4/ The FATCA section (called Foreign account information-sharing agreements) is buried in the bill which contains much unrelated legislation
5/ That bill has been referred to Select Committee and is open for public submissions, closing on 5th Feb. The link for submissions is here: http://www.parliament.nz/en-nz/pb/sc/make-submission/50SCFE_SCF_00DBHOH_BILL12926_1/taxation-annual-rates-employee-allowances-and-remedial
As far as I am aware, this is the only situation in the world at present where a government is calling for public submissions on FATCA. Anyone can make a submission.

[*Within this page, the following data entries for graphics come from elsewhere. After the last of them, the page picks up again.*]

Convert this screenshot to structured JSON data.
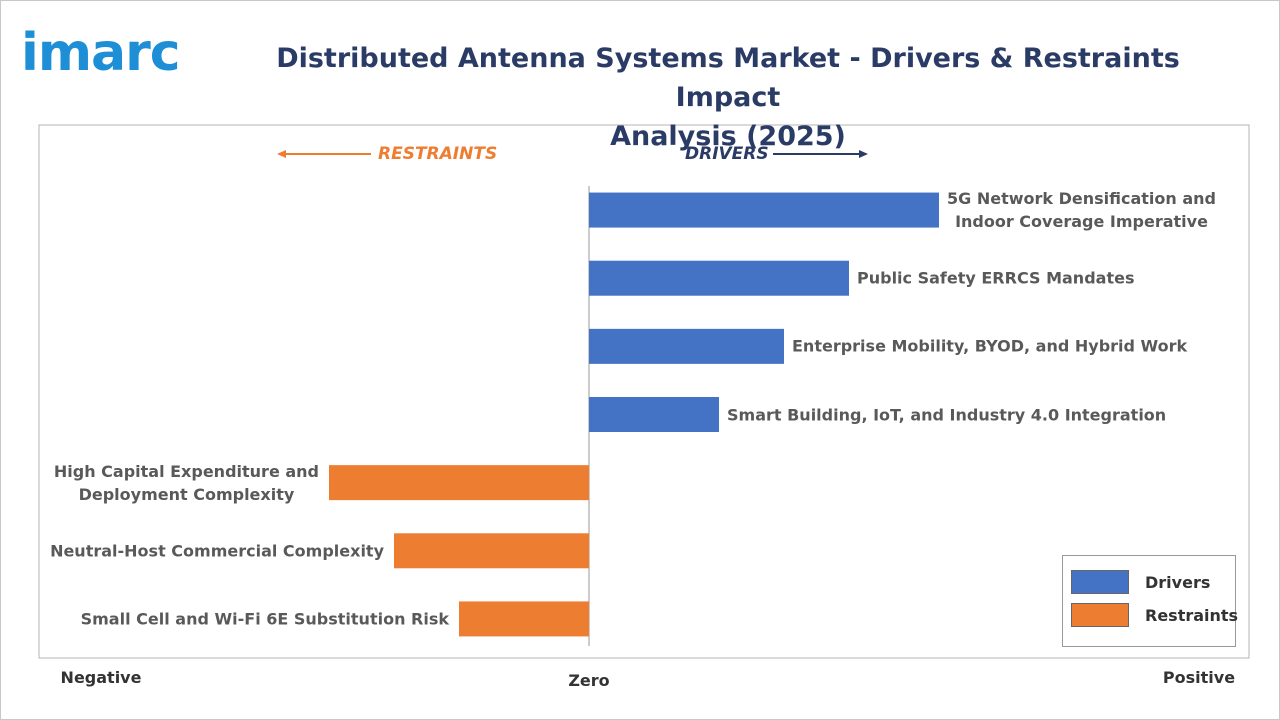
{
  "logo": "imarc",
  "chart_data": {
    "type": "diverging-bar",
    "title": "Distributed Antenna Systems Market - Drivers & Restraints Impact\nAnalysis (2025)",
    "restraints_label": "RESTRAINTS",
    "drivers_label": "DRIVERS",
    "axis_labels": {
      "negative": "Negative",
      "zero": "Zero",
      "positive": "Positive"
    },
    "categories": [
      "5G Network Densification and\nIndoor Coverage Imperative",
      "Public Safety ERRCS Mandates",
      "Enterprise Mobility, BYOD, and Hybrid Work",
      "Smart Building, IoT, and Industry 4.0 Integration",
      "High Capital Expenditure and\nDeployment Complexity",
      "Neutral-Host Commercial Complexity",
      "Small Cell and Wi-Fi 6E Substitution Risk"
    ],
    "series": [
      {
        "name": "Drivers",
        "color": "#4472c4",
        "values": [
          3.5,
          2.6,
          1.95,
          1.3,
          null,
          null,
          null
        ]
      },
      {
        "name": "Restraints",
        "color": "#ed7d31",
        "values": [
          null,
          null,
          null,
          null,
          -2.6,
          -1.95,
          -1.3
        ]
      }
    ],
    "xlim": [
      -5.5,
      6.6
    ],
    "legend": "bottom-right"
  }
}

@WhatAmI @KalC Thanks, this helps to clarify things somewhat. So ultimately 5 years instead of three if one wants to be rid of them. This just keeps getting better. I’m still going to try to relinquish first and see how that goes. Either way, it will be at the Toronto consulate.
I think it’s more a case that the 8854 form hasn’t been changed to reflect those who entered the newer Streamlined process. I renounced and went Streamlined so it’s certainly possible. Though as Bubblebustin points out, depending on how long it takes (Vancouver embassy comes to mind) you may well be filing more than 3 years before you’ve finished.
Still, I wonder if there might be a sea change on the horizon:
http://www.accidentaluscitizen.com/category/citizenship-renunciation/
Could we see the IRS being more open to changes that would help people caught in a net they knew nothing about? Any more info/sources on this? Given the difficulty of getting an SSN, an alternative would certainly be welcome.